JPSCo removes 370 illegal connections in Kgn communities
IN a raid that was routine, frustrating and potentially dangerous, electricians from the Jamaica Public Service Company yesterday pulled down hundreds of illegal electrical connections in New Haven along Washington Boulevard in Kingston, and communities along Spanish Town Road.
The JPSCo workers, escorted by four police officers — including two carrying M-16 rifles — removed 370 illegal connections.
Police, during the raid, arrested Sharon Kelly, 37, of Kingston 11, and Tanisha Edwards of Gully Bank, Weymouth Drive.
All in all, it was a routine day for the special unit of the JPSCo, which targets some of the 120,000 to 150,000 illegal connections estimated to exist islandwide, in rich and poor areas alike.
JPSCo estimates that the illegal connections cost the company US$20 million last year, and that nine per cent of electricity produced by the company is lost due to theft.

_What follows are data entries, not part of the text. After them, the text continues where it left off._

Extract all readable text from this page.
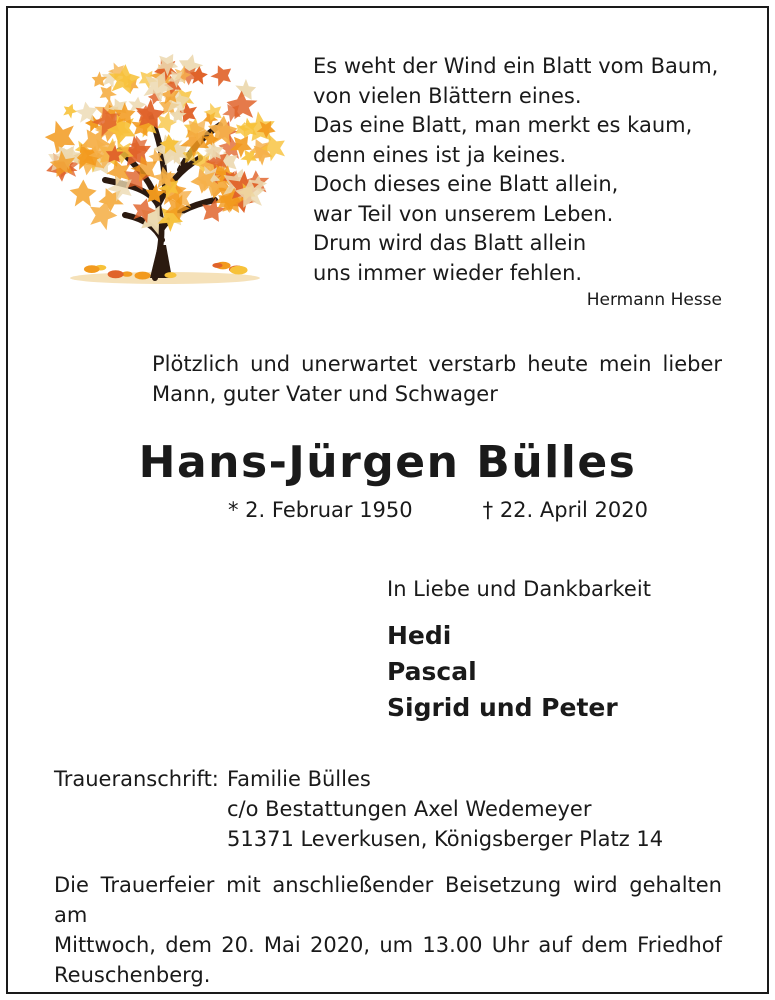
Es weht der Wind ein Blatt vom Baum,
von vielen Blättern eines.
Das eine Blatt, man merkt es kaum,
denn eines ist ja keines.
Doch dieses eine Blatt allein,
war Teil von unserem Leben.
Drum wird das Blatt allein
uns immer wieder fehlen.
Hermann Hesse
Plötzlich und unerwartet verstarb heute mein lieber
Mann, guter Vater und Schwager
Hans-Jürgen Bülles
* 2. Februar 1950	† 22. April 2020
In Liebe und Dankbarkeit
Hedi
Pascal
Sigrid und Peter
Traueranschrift: Familie Bülles
c/o Bestattungen Axel Wedemeyer
51371 Leverkusen, Königsberger Platz 14
Die Trauerfeier mit anschließender Beisetzung wird gehalten am
Mittwoch, dem 20. Mai 2020, um 13.00 Uhr auf dem Friedhof
Reuschenberg.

Honest Jamaicans pay more, as a consequence.
According to the company, most electricity theft is concentrated in inner-city communities and urban areas, although the problem is islandwide.
Arriving at 10:30 am in New Haven in white vans, the JPSCo technicians, covered by the police, went quickly to work.
Up and down a gnarled dirt road, the illegal connections were easy to spot: Electrical wires strung crudely over power lines, which then ran into ramshackle dwellings in the poor community.
This year, JPSCo workers on such raids have removed 44,782 illegal connections during 231 raids.
What’s frustrating to the JPSCo workers is that such raids are part of a constant cat-and-mouse game.
“By this evening, many of the lines will be back up,” said George S Kates, JPSCo’s general manager of asset protection, who stood near a group of sullen residents who watched with few protests.
Sometimes, JPSCo workers are met with stones and even gunshots. One employee suffered a gunshot wound several years ago.
Such raids may seem futile, said Kates, but they usually encourage at least a handful of residents to legalise their illegal electrical connections.
Only about 20 people are arrested per month, he said. It would not be worth the trouble to prosecute all offenders, but the raids at least send a message to those involved in electricity thefts, he said.
People convicted of electricity theft face imprisonment of up to five years and fines of $7,000 to $100,000.
“People is poor; not all of them can pay,” said Jennifer Brooks, 45, of New Haven, who criticised the raid for depriving people of a basic necessity.
She and others complained that JPSCo often fail to send meter readers to check meters, but instead charge based on “average usage” that seems too expensive.
Kates, though, said meters are read at least every two months. The government is now attempting to make arrangements for people to receive electricity — legally and safely — if they can’t afford it, he said.
Although people stealing electricity frequently plead poverty, Kates said they often have no problem paying for cable TV, televisions, and cell phones.
He added that home fires are often caused by illegal connections.
To Kates, a major reason for electricity theft is that many people live in a culture in which they expect to have electricity for free.
“I meet people who say they have been living in these areas for 20 years, and they have never paid for electricity,” he said. Such a “culture,” he said, can be traced back to the days when JPSCo was a government-owned company, one that was reluctant, for political reasons, to demand that potential voters pay for a public service.